Her voice had that rising inflection that turns statements into questions. Normally that irritates me a little, but Susan Book was so clearly anxious to please that resenting her, even in the privacy of your own mind, would have felt like taking a hot iron to a puppy. She held out her hand diffidently. I took it and shook it, holding on long enough to listen in on her feelings. They were dark and confused: something was clearly weighing on her mind. I let go, sharpish; I’d had enough of that for one day.
“I’m all yours,” I said, and I threw out my arm to indicate that she should lead the way. She started and spun around as though I were pointing to something behind her. Then she recovered, blushed, and darted me a quick, flustered glance.
“Sorry,” she said. “I’m really nervous today. All of this—” She shrugged and made a face. Not knowing what she was talking about, all I could do was nod sympathetically. She turned on her heel and walked back the way she’d come. I fell in alongside her.

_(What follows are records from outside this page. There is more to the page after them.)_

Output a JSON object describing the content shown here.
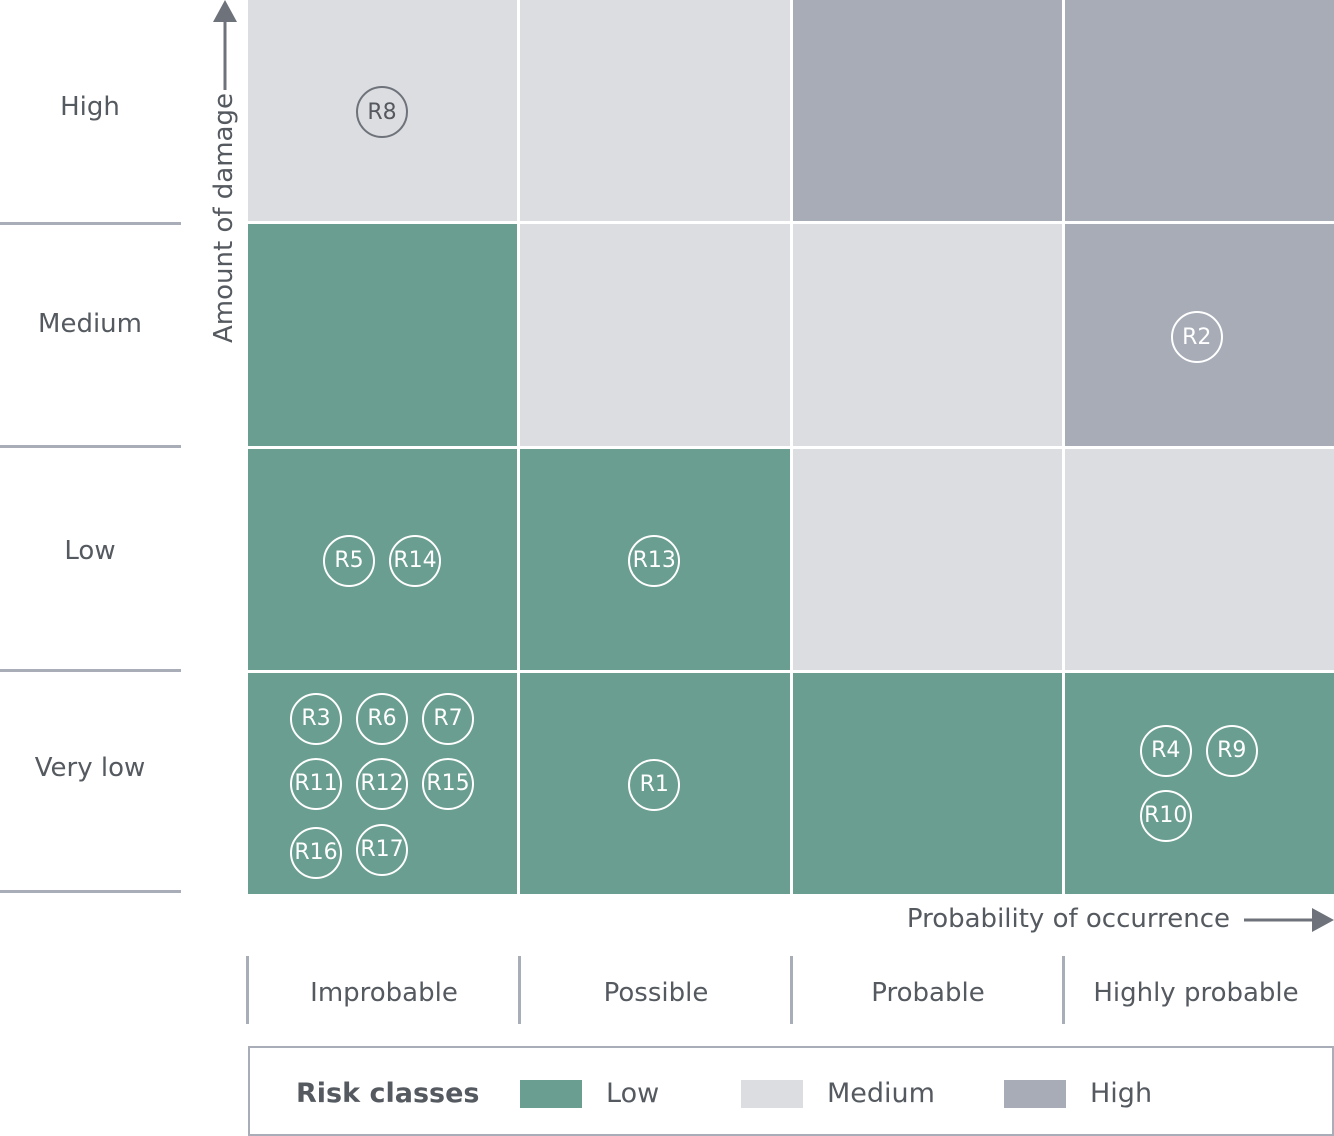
{
  "y_axis": {
    "title": "Amount of damage",
    "levels": [
      "High",
      "Medium",
      "Low",
      "Very low"
    ]
  },
  "x_axis": {
    "title": "Probability of occurrence",
    "levels": [
      "Improbable",
      "Possible",
      "Probable",
      "Highly probable"
    ]
  },
  "matrix": [
    [
      "medium",
      "medium",
      "high",
      "high"
    ],
    [
      "low",
      "medium",
      "medium",
      "high"
    ],
    [
      "low",
      "low",
      "medium",
      "medium"
    ],
    [
      "low",
      "low",
      "low",
      "low"
    ]
  ],
  "risks": {
    "r8": "R8",
    "r2": "R2",
    "r5": "R5",
    "r14": "R14",
    "r13": "R13",
    "r3": "R3",
    "r6": "R6",
    "r7": "R7",
    "r11": "R11",
    "r12": "R12",
    "r15": "R15",
    "r16": "R16",
    "r17": "R17",
    "r1": "R1",
    "r4": "R4",
    "r9": "R9",
    "r10": "R10"
  },
  "legend": {
    "title": "Risk classes",
    "low": "Low",
    "medium": "Medium",
    "high": "High"
  },
  "colors": {
    "low": "#6a9e90",
    "medium": "#dcdde0",
    "high": "#a7acb7",
    "axis": "#6e727a"
  }
}
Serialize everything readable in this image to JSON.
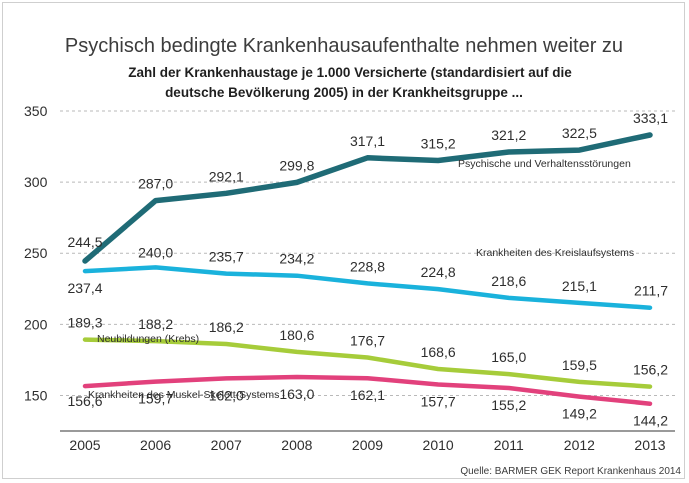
{
  "chart_data": {
    "type": "line",
    "title": "Psychisch bedingte Krankenhausaufenthalte nehmen weiter zu",
    "subtitle_lines": [
      "Zahl der Krankenhaustage je 1.000 Versicherte (standardisiert auf die",
      "deutsche Bevölkerung 2005) in der Krankheitsgruppe ..."
    ],
    "xlabel": "",
    "ylabel": "",
    "x": [
      "2005",
      "2006",
      "2007",
      "2008",
      "2009",
      "2010",
      "2011",
      "2012",
      "2013"
    ],
    "ylim": [
      125,
      350
    ],
    "yticks": [
      150,
      200,
      250,
      300,
      350
    ],
    "series": [
      {
        "name": "Psychische und Verhaltensstörungen",
        "color": "#1f6b76",
        "values": [
          244.5,
          287.0,
          292.1,
          299.8,
          317.1,
          315.2,
          321.2,
          322.5,
          333.1
        ],
        "labels": [
          "244,5",
          "287,0",
          "292,1",
          "299,8",
          "317,1",
          "315,2",
          "321,2",
          "322,5",
          "333,1"
        ]
      },
      {
        "name": "Krankheiten des Kreislaufsystems",
        "color": "#1ab2dc",
        "values": [
          237.4,
          240.0,
          235.7,
          234.2,
          228.8,
          224.8,
          218.6,
          215.1,
          211.7
        ],
        "labels": [
          "237,4",
          "240,0",
          "235,7",
          "234,2",
          "228,8",
          "224,8",
          "218,6",
          "215,1",
          "211,7"
        ]
      },
      {
        "name": "Neubildungen (Krebs)",
        "color": "#a6cc3a",
        "values": [
          189.3,
          188.2,
          186.2,
          180.6,
          176.7,
          168.6,
          165.0,
          159.5,
          156.2
        ],
        "labels": [
          "189,3",
          "188,2",
          "186,2",
          "180,6",
          "176,7",
          "168,6",
          "165,0",
          "159,5",
          "156,2"
        ]
      },
      {
        "name": "Krankheiten des Muskel-Skelett-Systems",
        "color": "#e2417c",
        "values": [
          156.6,
          159.7,
          162.0,
          163.0,
          162.1,
          157.7,
          155.2,
          149.2,
          144.2
        ],
        "labels": [
          "156,6",
          "159,7",
          "162,0",
          "163,0",
          "162,1",
          "157,7",
          "155,2",
          "149,2",
          "144,2"
        ]
      }
    ],
    "grid": true,
    "source": "Quelle: BARMER GEK Report Krankenhaus 2014"
  }
}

“She’s amazing, isn’t she?” she said wistfully.
“Juliet?”
“Yes, Jul—Miss Salazar. She’s so strong. I don’t mean physically strong, I mean spiritually. The strength of faith. You can tell just by looking at her that nothing can shake her, or make her doubt herself.” There was something in her voice that sounded like yearning. “I really admire that.”
“Me, too,” I said. “Well, up to a point. Self-doubt can be useful, too, though.”
“Can it?”
“Definitely. Prevents you from jumping straight off a cliff because you think you can fly, for example.”
She laughed uncertainly, as though she wasn’t entirely sure whether or not I was joking. “The canon says that doubts are like workouts,” she said. “If he’s right, I ought to be benching two hundred and fifty pounds by now. I seem to get doubts all the time. But this—maybe the—maybe I’ll get stronger by dealing with all of this. Good comes out of evil. That’s His way.”
I caught the capital “H” on “His,” which my brother Matthew uses, too, but there was an almost equally weighted emphasis on “all of this,” and I was tempted to ask her what the hell it was that had happened here. But I assumed there was some reason why Juliet hadn’t briefed me in advance, so I kept my mouth shut. I didn’t say a word about Juliet herself, either, although I wondered what Susan would think if she knew what Miss Salazar’s real name was, or where she hailed from. Best to leave her with her illusions intact.